Os números de alguns segmentos voltados para o lar corroboram com esta tese. Segundo pesquisa realizada pela Abcasa, em 2020, 21% construíram ou reformaram algum cômodo na sua residência e 41% dos pesquisados disseram que investiram em ao menos algum artigo para decoração. Destes, 44% dos consumidores disseram que compraram algum item de utilidades domésticas, outros 37% disseram que compraram produtos de cama, mesa e banho, enquanto 19% adquiriram artigos decorativos para o lar. No geral, 57% compraram algum artigo para casa no ano passado.

Duas gigantes do varejo de moda têm aumentado investimentos no segmento “casa”: a Riachuelo, por meio da Casa Riachuelo, e a Renner, com as lojas da Camicado. Após um reposicionamento da marca em 2019, a Casa Riachuelo fortaleceu sua identidade e hoje está presente em 310 lojas pelo País, com store in store nos seus magazines e também por meio de lojas independentes. Em 2020, a empresa inaugurou cinco novas unidades e a expectativa é da abertura de oito em 2021. Já a Camicado tem um plano de abertura de cinco a dez novas lojas.

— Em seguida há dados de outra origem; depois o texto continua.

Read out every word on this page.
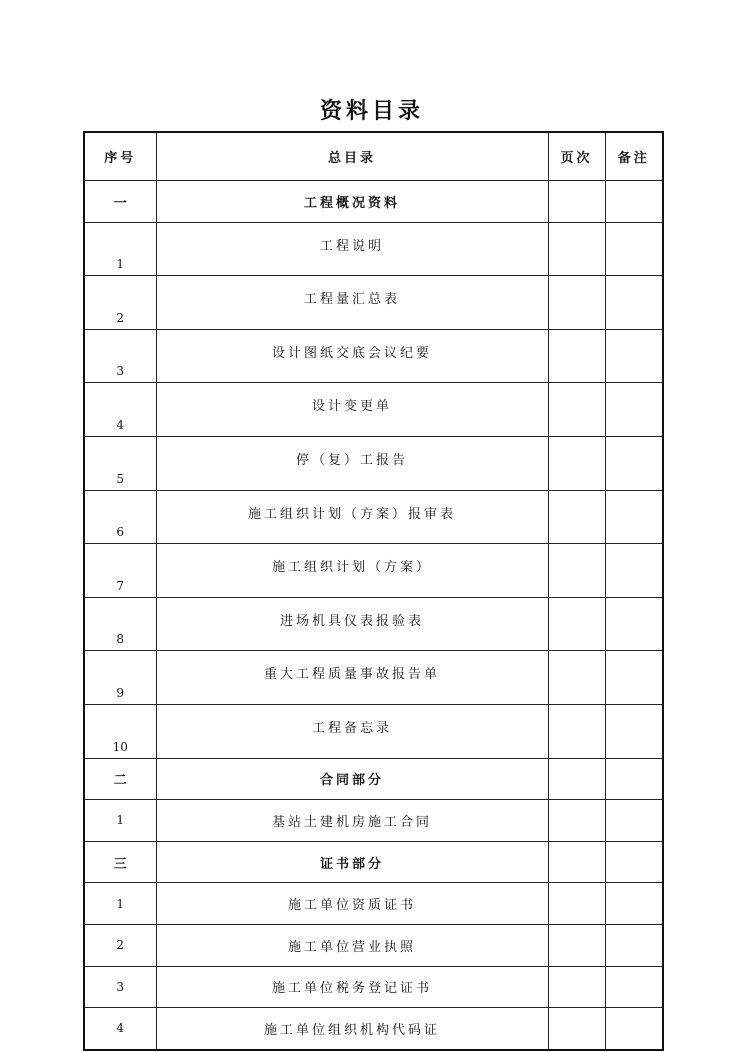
资料目录
序号	总目录	页次	备注
一	工程概况资料		
1	工程说明		
2	工程量汇总表		
3	设计图纸交底会议纪要		
4	设计变更单		
5	停（复）工报告		
6	施工组织计划（方案）报审表		
7	施工组织计划（方案）		
8	进场机具仪表报验表		
9	重大工程质量事故报告单		
10	工程备忘录		
二	合同部分		
1	基站土建机房施工合同		
三	证书部分		
1	施工单位资质证书		
2	施工单位营业执照		
3	施工单位税务登记证书		
4	施工单位组织机构代码证		
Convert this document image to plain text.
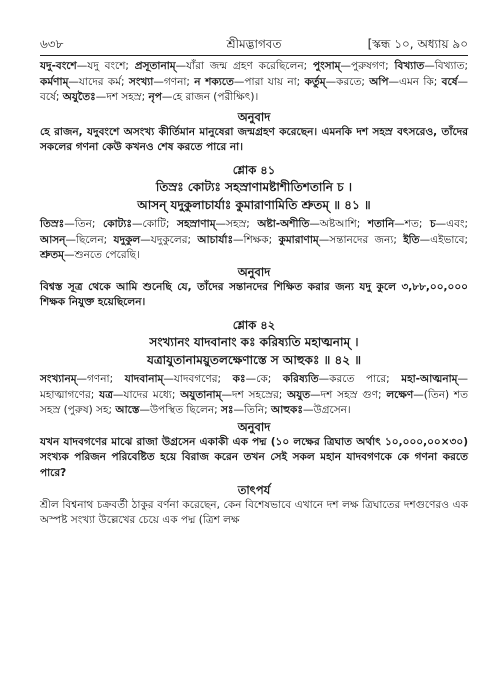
৬৩৮	শ্রীমদ্ভাগবত	[স্কন্ধ ১০, অধ্যায় ৯০

যদু-বংশে—যদু বংশে; প্রসূতানাম্—যাঁরা জন্ম গ্রহণ করেছিলেন; পুংসাম্—পুরুষগণ; বিখ্যাত—বিখ্যাত; কর্মণাম্—যাদের কর্ম; সংখ্যা—গণনা; ন শক্যতে—পারা যায় না; কর্তুম্—করতে; অপি—এমন কি; বর্ষে—বর্ষে; অযুতৈঃ—দশ সহস্র; নৃপ—হে রাজন (পরীক্ষিৎ)।

অনুবাদ

হে রাজন, যদুবংশে অসংখ্য কীর্তিমান মানুষেরা জন্মগ্রহণ করেছেন। এমনকি দশ সহস্র বৎসরেও, তাঁদের সকলের গণনা কেউ কখনও শেষ করতে পারে না।

শ্লোক ৪১

তিস্রঃ কোট্যঃ সহস্রাণামষ্টাশীতিশতানি চ ।

আসন্ যদুকুলাচার্যাঃ কুমারাণামিতি শ্রুতম্ ॥ ৪১ ॥

তিস্রঃ—তিন; কোট্যঃ—কোটি; সহস্রাণাম্—সহস্র; অষ্টা-অশীতি—অষ্টআশি; শতানি—শত; চ—এবং; আসন্—ছিলেন; যদুকুল—যদুকুলের; আচার্যাঃ—শিক্ষক; কুমারাণাম্—সন্তানদের জন্য; ইতি—এইভাবে; শ্রুতম্—শুনতে পেরেছি।

অনুবাদ

বিশ্বস্ত সূত্র থেকে আমি শুনেছি যে, তাঁদের সন্তানদের শিক্ষিত করার জন্য যদু কুলে ৩,৮৮,০০,০০০ শিক্ষক নিযুক্ত হয়েছিলেন।

শ্লোক ৪২

সংখ্যানং যাদবানাং কঃ করিষ্যতি মহাত্মনাম্ ।

যত্রাযুতানাময়ুতলক্ষেণাস্তে স আহুকঃ ॥ ৪২ ॥

সংখ্যানম্—গণনা; যাদবানাম্—যাদবগণের; কঃ—কে; করিষ্যতি—করতে পারে; মহা-আত্মনাম্—মহাত্মাগণের; যত্র—যাদের মধ্যে; অযুতানাম্—দশ সহস্রের; অযুত—দশ সহস্র গুণ; লক্ষেণ—(তিন) শত সহস্র (পুরুষ) সহ; আস্তে—উপস্থিত ছিলেন; সঃ—তিনি; আহুকঃ—উগ্রসেন।

অনুবাদ

যখন যাদবগণের মাঝে রাজা উগ্রসেন একাকী এক পদ্ম (১০ লক্ষের ত্রিঘাত অর্থাৎ ১০,০০০,০০×৩০) সংখ্যক পরিজন পরিবেষ্টিত হয়ে বিরাজ করেন তখন সেই সকল মহান যাদবগণকে কে গণনা করতে পারে?

তাৎপর্য

শ্রীল বিশ্বনাথ চক্রবর্তী ঠাকুর বর্ণনা করেছেন, কেন বিশেষভাবে এখানে দশ লক্ষ ত্রিঘাতের দশগুণেরও এক অস্পষ্ট সংখ্যা উল্লেখের চেয়ে এক পদ্ম (ত্রিশ লক্ষ
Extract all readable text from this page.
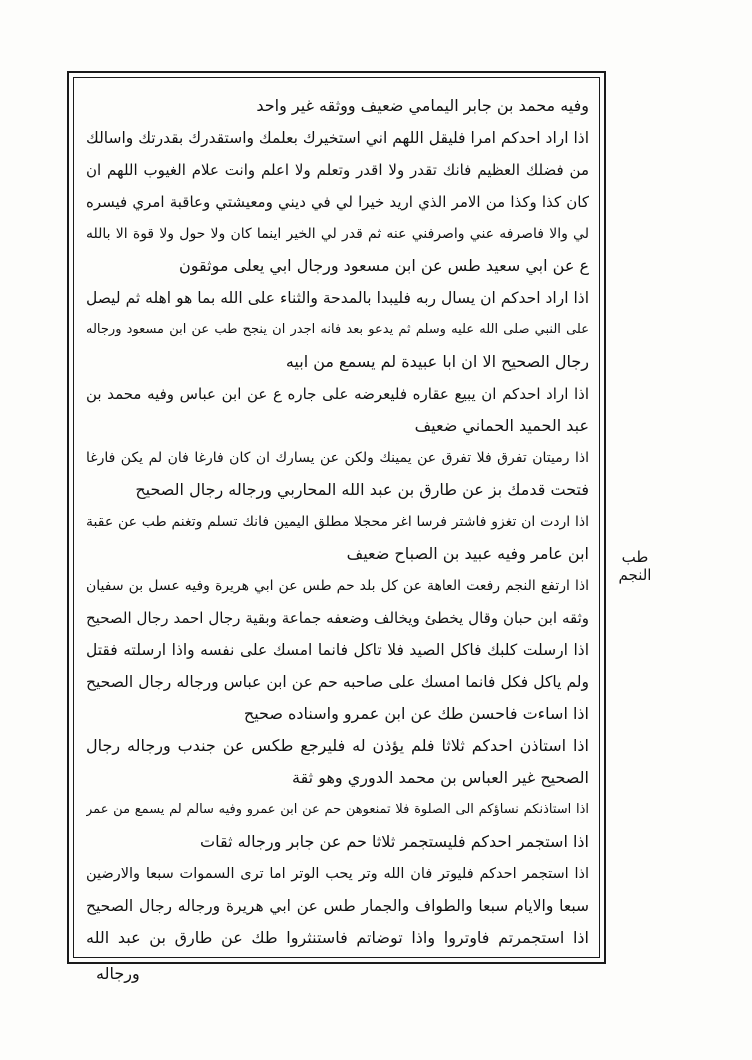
وفيه محمد بن جابر اليمامي ضعيف ووثقه غير واحد
اذا اراد احدكم امرا فليقل اللهم اني استخيرك بعلمك واستقدرك بقدرتك واسالك
من فضلك العظيم فانك تقدر ولا اقدر وتعلم ولا اعلم وانت علام الغيوب اللهم ان
كان كذا وكذا من الامر الذي اريد خيرا لي في ديني ومعيشتي وعاقبة امري فيسره
لي والا فاصرفه عني واصرفني عنه ثم قدر لي الخير اينما كان ولا حول ولا قوة الا بالله
ع عن ابي سعيد طس عن ابن مسعود ورجال ابي يعلى موثقون
اذا اراد احدكم ان يسال ربه فليبدا بالمدحة والثناء على الله بما هو اهله ثم ليصل
على النبي صلى الله عليه وسلم ثم يدعو بعد فانه اجدر ان ينجح طب عن ابن مسعود ورجاله
رجال الصحيح الا ان ابا عبيدة لم يسمع من ابيه
اذا اراد احدكم ان يبيع عقاره فليعرضه على جاره ع عن ابن عباس وفيه محمد بن
عبد الحميد الحماني ضعيف
اذا رميتان تفرق فلا تفرق عن يمينك ولكن عن يسارك ان كان فارغا فان لم يكن فارغا
فتحت قدمك بز عن طارق بن عبد الله المحاربي ورجاله رجال الصحيح
اذا اردت ان تغزو فاشتر فرسا اغر محجلا مطلق اليمين فانك تسلم وتغنم طب عن عقبة
ابن عامر وفيه عبيد بن الصباح ضعيف
اذا ارتفع النجم رفعت العاهة عن كل بلد حم طس عن ابي هريرة وفيه عسل بن سفيان
وثقه ابن حبان وقال يخطئ ويخالف وضعفه جماعة وبقية رجال احمد رجال الصحيح
اذا ارسلت كلبك فاكل الصيد فلا تاكل فانما امسك على نفسه واذا ارسلته فقتل
ولم ياكل فكل فانما امسك على صاحبه حم عن ابن عباس ورجاله رجال الصحيح
اذا اساءت فاحسن طك عن ابن عمرو واسناده صحيح
اذا استاذن احدكم ثلاثا فلم يؤذن له فليرجع طكس عن جندب ورجاله رجال
الصحيح غير العباس بن محمد الدوري وهو ثقة
اذا استاذنكم نساؤكم الى الصلوة فلا تمنعوهن حم عن ابن عمرو وفيه سالم لم يسمع من عمر
اذا استجمر احدكم فليستجمر ثلاثا حم عن جابر ورجاله ثقات
اذا استجمر احدكم فليوتر فان الله وتر يحب الوتر اما ترى السموات سبعا والارضين
سبعا والايام سبعا والطواف والجمار طس عن ابي هريرة ورجاله رجال الصحيح
اذا استجمرتم فاوتروا واذا توضاتم فاستنثروا طك عن طارق بن عبد الله
طب النجم
ورجاله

Os exemplos acima mostram que, na contramão de diversos setores que sofreram com a pandemia do coronavírus, alguns foram amplamente beneficiados. São produtos que podem manter o fôlego de crescimento por terem sido incorporados nos novos hábitos de consumo dos brasileiros. Num momento que se fala em crise do varejo, nem todos podem reclamar. Pelo contrário.

Marcos Hirai é CEO da Omnibox, startup especializada em Varejo Autônomo.